Notable Driver: Rubens Barrichello. Barrichello never raced on an oval before his move to the IZOD IndyCar Series this year and certainly never ran on one as short as the Milwaukee Mile before this week. Still, he stayed on the lead lap all day and ran as high as fourth.
Barrichello did so well he was actually disappointed with his 10th-place result which speaks volumes about his comfort level and adaptability. His run was a bit of a surprise given his inexperience on this type of track and was most definitely impressive.
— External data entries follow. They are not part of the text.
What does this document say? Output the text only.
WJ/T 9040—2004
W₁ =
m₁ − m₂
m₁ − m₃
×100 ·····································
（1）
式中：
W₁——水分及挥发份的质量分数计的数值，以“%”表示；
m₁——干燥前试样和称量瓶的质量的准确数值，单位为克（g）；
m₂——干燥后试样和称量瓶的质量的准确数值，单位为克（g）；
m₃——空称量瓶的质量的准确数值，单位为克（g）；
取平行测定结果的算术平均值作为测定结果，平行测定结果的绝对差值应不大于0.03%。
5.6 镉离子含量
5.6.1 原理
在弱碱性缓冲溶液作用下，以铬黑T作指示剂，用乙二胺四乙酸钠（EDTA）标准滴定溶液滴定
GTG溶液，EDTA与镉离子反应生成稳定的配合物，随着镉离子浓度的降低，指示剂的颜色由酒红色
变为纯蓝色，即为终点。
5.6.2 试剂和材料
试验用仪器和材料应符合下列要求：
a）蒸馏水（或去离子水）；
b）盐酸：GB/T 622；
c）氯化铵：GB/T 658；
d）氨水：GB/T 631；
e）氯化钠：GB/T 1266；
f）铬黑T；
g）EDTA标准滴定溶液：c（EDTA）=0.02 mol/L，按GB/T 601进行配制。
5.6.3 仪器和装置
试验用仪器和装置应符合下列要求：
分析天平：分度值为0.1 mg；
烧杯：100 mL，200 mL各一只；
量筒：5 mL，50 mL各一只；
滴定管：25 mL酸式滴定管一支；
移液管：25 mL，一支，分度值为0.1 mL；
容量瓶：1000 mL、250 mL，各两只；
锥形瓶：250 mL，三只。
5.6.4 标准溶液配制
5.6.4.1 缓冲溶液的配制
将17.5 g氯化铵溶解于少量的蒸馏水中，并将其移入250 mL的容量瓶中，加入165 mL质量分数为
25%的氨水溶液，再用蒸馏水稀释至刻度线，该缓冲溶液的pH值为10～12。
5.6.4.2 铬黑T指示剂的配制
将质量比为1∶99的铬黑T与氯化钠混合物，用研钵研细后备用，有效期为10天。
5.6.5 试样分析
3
How Did Our Picks Fare? We did much better this week. Toni Montgomery picked Kanaan, who ran strong and ended the day in second place. Matt Stallknecht chose Hinchcliffe who was right behind Kanaan in third. Like our picks, we were oh so close!
Quotes and Tweets
shame to have finished 10th today…my car was so good. Unfortunately the strategy paid a bigger part then the car today – Rubens Barrichello via Twitter
“I just think Takuma got low on the inside and was loose and I was caught on the outside, and he just came straight in the side of me. I haven’t seen a proper replay yet, but there you go, you can see it there on the TV. Maybe his Bonzai moves are a little bit too much at times.” – James Jakes
“First of all, thank you to all of the fans for coming out, filling a great number of seats in here. I know we would all have liked to see a little more passing, but from the car it was so busy, just trying to hang on to it. The script is perfect. This is an Andretti Sports Marketing event. [Team owner] Michael [Andretti] loves the sport and does a lot for it. Milwaukee and INDYCAR go hand-in-hand. This is the oldest racing facility in the country and we just won. It’s awesome.” – Ryan Hunter-Reay
“It’s Milwaukee, man. That’s why we love coming here, it’s always a good show. And you know the rain delay through us for a bit of a loop. That first 10 was a bit stale, there was no two grooves. We had to take some time to build that, but after that first stop it went good ol’ fashioned Milwaukee. It was great short-track racing, cars were falling off, guys were having to drive it.” – James Hinchcliffe
“I really don’t know what happened on the restart where we got penalized. I think the one they waved off was the one we got out of line when EJ Viso was trying to restart at 20 mph. I was in first gear and when it went green, I went. I don’t know what the issue was but I’m really looking forward to the explanation from INDYCAR. It’s a shame for the Target team and that punishment is pretty harsh.” – Scott Dixon
“We took a gamble today with the pit strategy in the No. 3 Penske Truck Rental car. The car was running really well and we thought we could be aggressive with our plan. We definitely had a car that could win the race today but I am still happy with our result. I will take sixth place and look to do better next week at Iowa.” – Helio Castroneves
What’s Next: The oval swing of the IZOD IndyCar Series wraps up in Iowa next weekend for the Iowa Corn Indy 250. After that the drivers and teams get a well-deserved weekend off before heading north of the border for stops in Toronto and Edmonton and a return to turning right and left. The Iowa Corn Indy 250 can be seen on NBC Sports Network at 10 p.m. ET or heard on Sirius/XM channel 94.